「ですが、陛下こそ、単身で下町を歩かれるとは、王太子としては余り褒められないお振舞ではなかったかと」
「確かにな。だが、本当に我が身に危機が及ぶ事態と見れば、恐らく、何処かで見張っていたジャナドゥ達が手を出したことだろう。我が父は、我が不品行は或る程度まで黙許しても、きっちり監視は付けておったようだからな。まあ、そうだろうと半ば承知していたからこそ、色々と無茶も出来たのだ。
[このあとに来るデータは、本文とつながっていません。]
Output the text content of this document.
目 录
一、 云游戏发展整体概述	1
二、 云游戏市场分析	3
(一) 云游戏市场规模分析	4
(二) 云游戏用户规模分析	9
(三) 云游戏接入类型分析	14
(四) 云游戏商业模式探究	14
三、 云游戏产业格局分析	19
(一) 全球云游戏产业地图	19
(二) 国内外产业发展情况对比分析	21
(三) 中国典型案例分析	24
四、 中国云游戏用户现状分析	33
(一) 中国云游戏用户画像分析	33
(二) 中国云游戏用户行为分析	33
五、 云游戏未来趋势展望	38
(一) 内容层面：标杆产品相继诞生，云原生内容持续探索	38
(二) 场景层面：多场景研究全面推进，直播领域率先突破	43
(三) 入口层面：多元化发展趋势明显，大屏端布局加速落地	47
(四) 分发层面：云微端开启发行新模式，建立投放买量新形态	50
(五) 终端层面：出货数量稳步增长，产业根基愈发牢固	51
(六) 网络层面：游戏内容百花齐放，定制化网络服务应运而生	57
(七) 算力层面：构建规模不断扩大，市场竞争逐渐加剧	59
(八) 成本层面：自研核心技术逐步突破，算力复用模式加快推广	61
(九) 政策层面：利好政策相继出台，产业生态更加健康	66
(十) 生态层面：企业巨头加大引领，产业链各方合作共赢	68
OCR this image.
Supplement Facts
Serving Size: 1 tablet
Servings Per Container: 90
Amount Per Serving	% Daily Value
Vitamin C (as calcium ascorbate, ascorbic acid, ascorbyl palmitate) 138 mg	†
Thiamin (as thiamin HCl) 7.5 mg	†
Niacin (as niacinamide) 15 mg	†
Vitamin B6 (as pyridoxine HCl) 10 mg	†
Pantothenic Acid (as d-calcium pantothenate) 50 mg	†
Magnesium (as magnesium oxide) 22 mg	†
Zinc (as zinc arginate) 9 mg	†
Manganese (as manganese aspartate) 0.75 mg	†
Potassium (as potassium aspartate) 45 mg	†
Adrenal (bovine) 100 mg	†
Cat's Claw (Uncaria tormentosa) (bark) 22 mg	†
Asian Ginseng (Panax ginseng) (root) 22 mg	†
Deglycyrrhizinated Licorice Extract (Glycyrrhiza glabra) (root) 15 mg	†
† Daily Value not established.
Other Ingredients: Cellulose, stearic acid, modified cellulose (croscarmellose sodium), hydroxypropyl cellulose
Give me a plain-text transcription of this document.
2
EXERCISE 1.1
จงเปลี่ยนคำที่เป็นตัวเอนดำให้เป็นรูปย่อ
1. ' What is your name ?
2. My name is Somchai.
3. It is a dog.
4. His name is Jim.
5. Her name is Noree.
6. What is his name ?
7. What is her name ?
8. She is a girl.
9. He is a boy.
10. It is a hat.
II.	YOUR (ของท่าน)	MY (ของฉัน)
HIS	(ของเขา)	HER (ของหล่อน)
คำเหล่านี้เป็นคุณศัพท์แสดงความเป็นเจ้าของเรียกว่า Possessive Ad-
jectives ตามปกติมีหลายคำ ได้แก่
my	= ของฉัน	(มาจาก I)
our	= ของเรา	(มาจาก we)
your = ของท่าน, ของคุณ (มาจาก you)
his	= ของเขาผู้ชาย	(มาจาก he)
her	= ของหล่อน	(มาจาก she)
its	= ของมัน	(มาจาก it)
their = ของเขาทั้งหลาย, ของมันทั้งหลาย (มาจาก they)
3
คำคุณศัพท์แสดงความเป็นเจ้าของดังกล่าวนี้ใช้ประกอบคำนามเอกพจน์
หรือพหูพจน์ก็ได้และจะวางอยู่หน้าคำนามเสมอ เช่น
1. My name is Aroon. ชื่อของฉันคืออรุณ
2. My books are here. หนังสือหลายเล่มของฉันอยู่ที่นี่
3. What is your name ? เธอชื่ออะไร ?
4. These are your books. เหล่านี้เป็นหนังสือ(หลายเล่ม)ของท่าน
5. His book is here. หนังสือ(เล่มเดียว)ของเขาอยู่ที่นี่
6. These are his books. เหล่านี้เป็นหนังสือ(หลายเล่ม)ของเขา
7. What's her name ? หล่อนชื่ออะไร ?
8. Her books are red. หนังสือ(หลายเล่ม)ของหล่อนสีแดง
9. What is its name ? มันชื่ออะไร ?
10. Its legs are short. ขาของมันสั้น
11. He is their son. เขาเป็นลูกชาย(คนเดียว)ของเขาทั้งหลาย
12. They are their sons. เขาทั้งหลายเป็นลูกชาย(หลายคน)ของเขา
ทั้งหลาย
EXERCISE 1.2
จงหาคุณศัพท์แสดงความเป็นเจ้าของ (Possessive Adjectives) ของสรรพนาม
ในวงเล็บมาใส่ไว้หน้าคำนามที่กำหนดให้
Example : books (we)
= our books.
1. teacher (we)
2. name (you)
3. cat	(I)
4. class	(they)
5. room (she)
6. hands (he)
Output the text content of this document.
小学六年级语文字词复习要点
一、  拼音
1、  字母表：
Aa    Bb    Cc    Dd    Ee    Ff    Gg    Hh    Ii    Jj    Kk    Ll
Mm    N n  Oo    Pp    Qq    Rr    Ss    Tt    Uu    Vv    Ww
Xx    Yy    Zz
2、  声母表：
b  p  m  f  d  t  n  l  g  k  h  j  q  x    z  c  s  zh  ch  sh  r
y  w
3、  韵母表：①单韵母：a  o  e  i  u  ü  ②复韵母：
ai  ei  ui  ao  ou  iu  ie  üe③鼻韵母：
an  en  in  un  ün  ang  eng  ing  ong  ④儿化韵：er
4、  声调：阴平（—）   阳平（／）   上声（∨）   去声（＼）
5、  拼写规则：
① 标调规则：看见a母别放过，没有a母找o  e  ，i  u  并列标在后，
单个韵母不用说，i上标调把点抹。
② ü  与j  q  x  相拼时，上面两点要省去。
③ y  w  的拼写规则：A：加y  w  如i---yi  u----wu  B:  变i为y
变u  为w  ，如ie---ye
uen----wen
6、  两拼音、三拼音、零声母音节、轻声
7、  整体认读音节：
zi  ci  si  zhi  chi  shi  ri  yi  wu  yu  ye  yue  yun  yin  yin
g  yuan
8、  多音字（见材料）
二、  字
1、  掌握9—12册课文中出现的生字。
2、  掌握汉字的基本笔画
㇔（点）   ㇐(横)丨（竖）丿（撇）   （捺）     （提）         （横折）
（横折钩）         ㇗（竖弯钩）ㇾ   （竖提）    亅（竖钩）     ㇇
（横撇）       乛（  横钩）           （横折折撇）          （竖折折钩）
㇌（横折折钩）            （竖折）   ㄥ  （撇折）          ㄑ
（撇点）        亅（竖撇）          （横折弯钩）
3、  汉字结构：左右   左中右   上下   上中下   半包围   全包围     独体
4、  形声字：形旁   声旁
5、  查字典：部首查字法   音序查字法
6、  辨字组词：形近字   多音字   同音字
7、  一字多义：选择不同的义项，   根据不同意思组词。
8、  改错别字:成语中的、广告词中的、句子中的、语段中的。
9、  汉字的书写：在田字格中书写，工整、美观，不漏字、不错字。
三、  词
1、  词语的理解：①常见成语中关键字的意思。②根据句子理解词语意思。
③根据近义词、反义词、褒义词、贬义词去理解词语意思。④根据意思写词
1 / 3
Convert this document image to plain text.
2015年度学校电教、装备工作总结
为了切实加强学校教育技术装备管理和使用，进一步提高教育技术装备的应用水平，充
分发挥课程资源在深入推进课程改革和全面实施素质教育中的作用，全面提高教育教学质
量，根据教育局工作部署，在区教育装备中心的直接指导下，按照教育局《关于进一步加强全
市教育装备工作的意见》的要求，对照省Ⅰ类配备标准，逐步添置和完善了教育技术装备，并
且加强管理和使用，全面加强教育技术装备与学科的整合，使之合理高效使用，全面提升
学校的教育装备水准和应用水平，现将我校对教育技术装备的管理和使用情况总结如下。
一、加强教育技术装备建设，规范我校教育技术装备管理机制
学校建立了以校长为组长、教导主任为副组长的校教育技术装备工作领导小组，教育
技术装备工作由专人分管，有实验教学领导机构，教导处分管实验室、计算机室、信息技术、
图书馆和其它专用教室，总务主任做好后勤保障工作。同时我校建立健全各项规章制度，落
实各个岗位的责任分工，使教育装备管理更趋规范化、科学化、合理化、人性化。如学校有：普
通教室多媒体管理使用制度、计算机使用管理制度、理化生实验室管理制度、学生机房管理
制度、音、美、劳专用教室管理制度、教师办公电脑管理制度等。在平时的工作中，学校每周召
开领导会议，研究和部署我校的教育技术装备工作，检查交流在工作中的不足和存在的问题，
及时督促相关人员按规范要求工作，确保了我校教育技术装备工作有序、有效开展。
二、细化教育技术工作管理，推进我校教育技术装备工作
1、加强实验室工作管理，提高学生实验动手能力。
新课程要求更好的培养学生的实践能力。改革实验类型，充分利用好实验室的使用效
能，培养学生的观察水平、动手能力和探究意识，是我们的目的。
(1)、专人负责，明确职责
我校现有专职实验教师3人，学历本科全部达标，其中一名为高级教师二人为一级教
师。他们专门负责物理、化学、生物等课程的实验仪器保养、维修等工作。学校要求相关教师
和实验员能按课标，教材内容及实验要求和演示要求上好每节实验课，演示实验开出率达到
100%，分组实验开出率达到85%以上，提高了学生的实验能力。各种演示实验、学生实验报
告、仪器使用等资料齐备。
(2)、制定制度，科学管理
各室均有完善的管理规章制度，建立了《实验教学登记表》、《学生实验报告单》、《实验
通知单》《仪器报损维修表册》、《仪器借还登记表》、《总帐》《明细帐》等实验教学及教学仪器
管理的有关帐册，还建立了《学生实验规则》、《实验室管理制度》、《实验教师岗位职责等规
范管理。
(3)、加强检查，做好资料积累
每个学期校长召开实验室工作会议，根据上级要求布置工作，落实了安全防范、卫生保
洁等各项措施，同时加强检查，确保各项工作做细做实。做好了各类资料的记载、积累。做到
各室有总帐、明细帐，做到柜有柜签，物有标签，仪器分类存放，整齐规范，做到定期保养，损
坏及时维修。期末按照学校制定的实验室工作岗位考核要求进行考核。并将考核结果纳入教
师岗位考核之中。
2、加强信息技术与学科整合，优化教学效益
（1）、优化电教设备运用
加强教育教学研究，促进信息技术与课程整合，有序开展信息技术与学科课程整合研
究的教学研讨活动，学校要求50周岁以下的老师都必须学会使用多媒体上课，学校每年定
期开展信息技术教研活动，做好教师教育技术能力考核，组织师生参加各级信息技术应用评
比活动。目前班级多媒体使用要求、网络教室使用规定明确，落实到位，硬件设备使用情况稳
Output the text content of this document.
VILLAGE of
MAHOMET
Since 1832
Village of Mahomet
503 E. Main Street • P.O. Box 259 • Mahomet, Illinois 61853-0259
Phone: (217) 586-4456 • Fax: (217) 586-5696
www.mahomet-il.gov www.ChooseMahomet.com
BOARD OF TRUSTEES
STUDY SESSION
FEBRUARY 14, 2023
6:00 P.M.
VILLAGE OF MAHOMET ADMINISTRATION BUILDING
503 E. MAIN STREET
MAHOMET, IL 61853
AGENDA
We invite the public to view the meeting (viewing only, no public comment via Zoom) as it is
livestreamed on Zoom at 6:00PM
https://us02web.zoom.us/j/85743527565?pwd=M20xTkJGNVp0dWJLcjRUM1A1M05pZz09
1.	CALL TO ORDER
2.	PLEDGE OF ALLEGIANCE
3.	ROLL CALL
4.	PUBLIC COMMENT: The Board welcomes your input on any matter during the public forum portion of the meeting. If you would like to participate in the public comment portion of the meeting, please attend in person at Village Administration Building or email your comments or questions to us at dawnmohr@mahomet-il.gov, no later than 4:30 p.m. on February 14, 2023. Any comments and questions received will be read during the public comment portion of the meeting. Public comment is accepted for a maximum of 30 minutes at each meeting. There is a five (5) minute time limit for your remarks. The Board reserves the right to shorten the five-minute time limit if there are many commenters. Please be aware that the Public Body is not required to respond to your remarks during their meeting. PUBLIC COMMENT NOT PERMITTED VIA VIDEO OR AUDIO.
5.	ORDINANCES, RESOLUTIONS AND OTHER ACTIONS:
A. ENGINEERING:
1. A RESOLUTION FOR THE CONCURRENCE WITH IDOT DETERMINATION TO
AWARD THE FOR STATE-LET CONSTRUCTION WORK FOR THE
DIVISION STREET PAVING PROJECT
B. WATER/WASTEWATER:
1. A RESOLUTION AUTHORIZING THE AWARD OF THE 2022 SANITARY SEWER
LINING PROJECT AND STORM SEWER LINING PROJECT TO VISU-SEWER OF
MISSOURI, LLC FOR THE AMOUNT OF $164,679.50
幸い、ジャナドゥ達が割り込むような事態になることは、一度もなかったが」
ララドは少しの間、遠いものを見るような目を見せた。
「……だが、あの子供が、今はこの青年か。まだまだ若いつもりでいるが、いつの間にか年を取る筈だ」
「恐れ入ります」
ソフィアは軽く頭を下げた。
「あの時は結局、あの後暫く一緒に回っていただいたのに、お目当ての店を見付けられず仕舞でした。折角思い出したので、あの時の匂いを求めて、明日にでも下町に足を向けてみようと思います」
「ほう」
ララドは、何を思い付いたか、ニヤリと笑みを浮かべた。
「……面白い。あの日の続きか。わしも同行しよう。無論、お忍びでな」
翌日──
朝の練兵を終え、水浴びと着替えを済ませたタリー・リン・ロファは、近衛府の厩に自分の乗り馬を引き取りに来たところで、近衛副長であるノーマン・ティルムズ・ノーラから呼び止められた。
「おい、タリー。ナカラ隊長がお呼びだったぞ」
「隊長が? ……何だろう。何か聞いていらっしゃいますか」
「いや。単に、呼んでいると伝えてくれってな感じだった」
「そうですか……済みません副長、でしたら今日は、先に帰っていただけますか」
「おう。じゃ、また明日な」
特に訝ることもなく、ノーマンは手を挙げて去る。
残されたタリーは、小首をかしげて考え込んだ。如何に一等近衛とは言え、何の役にも就いていない自分が、何故、隊長から名指しで呼び出されるのか……色々考えてみるが、答の手掛かりが見付からない。
(……特に妙な失敗もしていない筈だし)
ままよ、とかぶりを振り、近衛隊長の執務室へ向けて歩き出す。
「おお、タリー一等近衛。呼び立てして済まなかったな」
ひとたび戦場へ出た時の勇猛果敢さから“猛将”と渾名《あだな》されるものの、部下達に対しては必要以上の厳しさを向けることのないナカラ・ソニ・マーラル近衛隊長は、“温和な紳士”とも評されている童顔の一等近衛兵が姿を見せると、執務机から離れて歩み寄ってきた。
「いや、急な話だが、陛下が、貴官をお召しだ」
「──陛下が!?」
「今すぐ私室の方へ参上するように、との御下命であった。なお、参上した先で見聞きすることは他言無用とのこと。無論、近衛隊長たる私に対しても、とのことだ」
全く予期していなかった展開に、さしものタリーも茫然となった。
「何故私などを陛下が……特段の役に就いているわけでもございませんのに……」
「……タリー。貴官は、仮にも一等近衛だぞ。このマーナで、一等近衛と呼ばれることを許されている人間が、一体どれだけいると思っておるのだ。他国ではいさ知らず、マーナ近衛隊で一等近衛に任じられるのは、掛値なし、隊内でも水準より遙かに腕の立つ者だけだ」
ナカラが苦笑混じりにたしなめる。この頃マーナで一等近衛に任じられていたのは、第一から第七までの各中隊の長を含めて十七名。過去に目を向けても、約七百名で編成される近衛隊全体の中で二十名を超えたことは一度もない。マーナ近衛隊に於いて、一等近衛兵への道は、それほど“狭き門”なのである。